Holyrood’s Post-Legislative and Public Scrutiny committee also heard from Doctor Judy Evans from the Royal College of Surgeons, as well as the parents of two youngsters who were attacked by dogs.
The Committee will now consider the evidence and decide what recommendations to make to the Scottish Government. This could include a change in legislation or a complete overhaul.
Natalie Crawford, Broadcast Journalist at Radio Clyde, said: “This is an important day for the ‘Lead the Way’ campaign and the whole team at Radio Clyde is proud that our work has highlighted this important issue and that dog control laws are now being reviewed.
“The campaign has been eye-opening as we have uncovered the scale of the issue and the number of children who have badly injured and even killed by dogs. It is a privilege to be asked to be on the panel and to share our findings with the committee.”
Public Audit and Post-Legislative Scrutiny Committee Convener, Jenny Marra MSP, said: “Our Committee will hear evidence from a couple who lost their daughter to a violent dog attack, and from parents whose children have been injured and scarred by out of control dogs.
“The serious impact of such attacks on individuals and their families demonstrates the need for effective legislation in this field. The Committee’s job is to consider the current law and whether and how it should be strengthened.”
Doctor Judy Evans of the Royal College of Surgeons, said: ““The emotional trauma can be so difficult to deal with because it’s on-going. They have to deal with the trauma of the attack and of the constant operations to repair the damage.
“I have seen young children who have had massive bite marks and scarring to their face. I have seen tearing of the flesh. It can be so tricky to repair this sort of damage. There’s also a massive risk of infection because of the nature of the injury.
“It’s something that happens in bursts – we especially expect to see these sort of attacks around holidays, when children are most likely to be outside.”
The Parliamentary Committee also heard from Claire Booth whose son Ryan was attacked in 2015. He was six years-old at the time of the attack and has undergone five surgeries to repair damage to his ear, which was ripped off in the attack.
Claire said: “It is so important that dog control laws are changed as I don’t want anyone else to have to go through what our family has over the last few years.
“It’s been an emotional rollercoaster.

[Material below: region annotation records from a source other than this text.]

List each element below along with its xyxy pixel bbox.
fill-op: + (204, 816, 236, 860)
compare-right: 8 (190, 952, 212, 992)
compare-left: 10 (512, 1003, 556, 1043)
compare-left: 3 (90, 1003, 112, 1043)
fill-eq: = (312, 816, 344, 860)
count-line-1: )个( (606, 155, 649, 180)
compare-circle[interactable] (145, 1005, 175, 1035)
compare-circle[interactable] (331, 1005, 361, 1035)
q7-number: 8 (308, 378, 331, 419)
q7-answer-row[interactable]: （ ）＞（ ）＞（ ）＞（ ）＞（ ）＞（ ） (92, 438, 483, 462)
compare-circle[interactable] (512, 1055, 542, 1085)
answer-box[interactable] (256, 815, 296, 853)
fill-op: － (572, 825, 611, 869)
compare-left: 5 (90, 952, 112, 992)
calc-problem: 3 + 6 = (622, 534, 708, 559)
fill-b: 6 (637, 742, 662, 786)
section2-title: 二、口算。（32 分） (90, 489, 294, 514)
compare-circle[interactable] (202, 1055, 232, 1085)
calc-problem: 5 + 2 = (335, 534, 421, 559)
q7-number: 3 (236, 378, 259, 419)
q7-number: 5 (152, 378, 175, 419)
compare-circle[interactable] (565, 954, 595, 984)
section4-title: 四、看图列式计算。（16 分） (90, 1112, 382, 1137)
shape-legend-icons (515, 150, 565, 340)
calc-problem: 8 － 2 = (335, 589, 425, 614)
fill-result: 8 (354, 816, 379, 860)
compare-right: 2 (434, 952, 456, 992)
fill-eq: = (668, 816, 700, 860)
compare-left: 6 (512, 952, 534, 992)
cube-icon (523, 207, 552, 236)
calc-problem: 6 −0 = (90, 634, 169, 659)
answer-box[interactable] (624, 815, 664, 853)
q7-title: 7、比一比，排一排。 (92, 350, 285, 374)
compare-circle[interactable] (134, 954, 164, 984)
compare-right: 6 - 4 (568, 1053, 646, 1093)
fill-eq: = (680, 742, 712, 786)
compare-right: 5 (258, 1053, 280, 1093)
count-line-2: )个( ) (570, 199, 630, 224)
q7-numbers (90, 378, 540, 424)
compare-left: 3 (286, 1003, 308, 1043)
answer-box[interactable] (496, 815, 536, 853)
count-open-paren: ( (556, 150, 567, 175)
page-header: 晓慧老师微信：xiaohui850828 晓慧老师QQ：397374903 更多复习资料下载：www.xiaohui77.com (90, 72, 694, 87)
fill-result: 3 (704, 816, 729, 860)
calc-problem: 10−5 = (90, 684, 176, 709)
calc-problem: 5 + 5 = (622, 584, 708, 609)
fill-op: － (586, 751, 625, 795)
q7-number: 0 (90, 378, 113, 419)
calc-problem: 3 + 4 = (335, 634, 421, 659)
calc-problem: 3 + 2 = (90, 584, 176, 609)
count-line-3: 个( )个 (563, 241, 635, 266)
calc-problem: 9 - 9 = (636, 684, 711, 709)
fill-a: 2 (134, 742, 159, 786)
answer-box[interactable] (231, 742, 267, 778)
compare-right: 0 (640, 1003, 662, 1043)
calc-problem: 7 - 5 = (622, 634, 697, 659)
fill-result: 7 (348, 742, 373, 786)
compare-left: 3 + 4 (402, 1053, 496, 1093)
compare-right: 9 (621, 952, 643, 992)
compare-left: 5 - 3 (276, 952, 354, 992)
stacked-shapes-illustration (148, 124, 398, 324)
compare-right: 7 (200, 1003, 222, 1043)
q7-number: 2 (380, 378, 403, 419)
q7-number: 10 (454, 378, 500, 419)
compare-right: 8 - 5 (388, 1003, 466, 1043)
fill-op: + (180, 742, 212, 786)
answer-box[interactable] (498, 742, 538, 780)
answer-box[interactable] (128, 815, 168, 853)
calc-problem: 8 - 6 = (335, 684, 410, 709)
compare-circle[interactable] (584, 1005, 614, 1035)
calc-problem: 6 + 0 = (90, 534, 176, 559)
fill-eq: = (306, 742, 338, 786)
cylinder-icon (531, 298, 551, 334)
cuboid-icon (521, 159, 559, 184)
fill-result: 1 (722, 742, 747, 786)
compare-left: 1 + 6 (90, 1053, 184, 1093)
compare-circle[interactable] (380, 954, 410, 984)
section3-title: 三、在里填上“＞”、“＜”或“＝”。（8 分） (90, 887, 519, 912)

Ryan in appearance is doing really well but he has a disfigurement. He is terrified of dogs now and I have experienced a lot of emotional trauma as a result of watching these two dogs maul my son. I’ve had flashbacks and I’ve been treated for PTSD.
“I thought the two dogs were going to kill him and it has been an emotional rollercoaster. Ryan is doing well but he has a disfigurement and he is terrified of dogs now. I have also had a lot of emotional trauma and been treated for PTSD.”
Pictured: Natalie Crawford, Broadcast Journalist at Radio Clyde.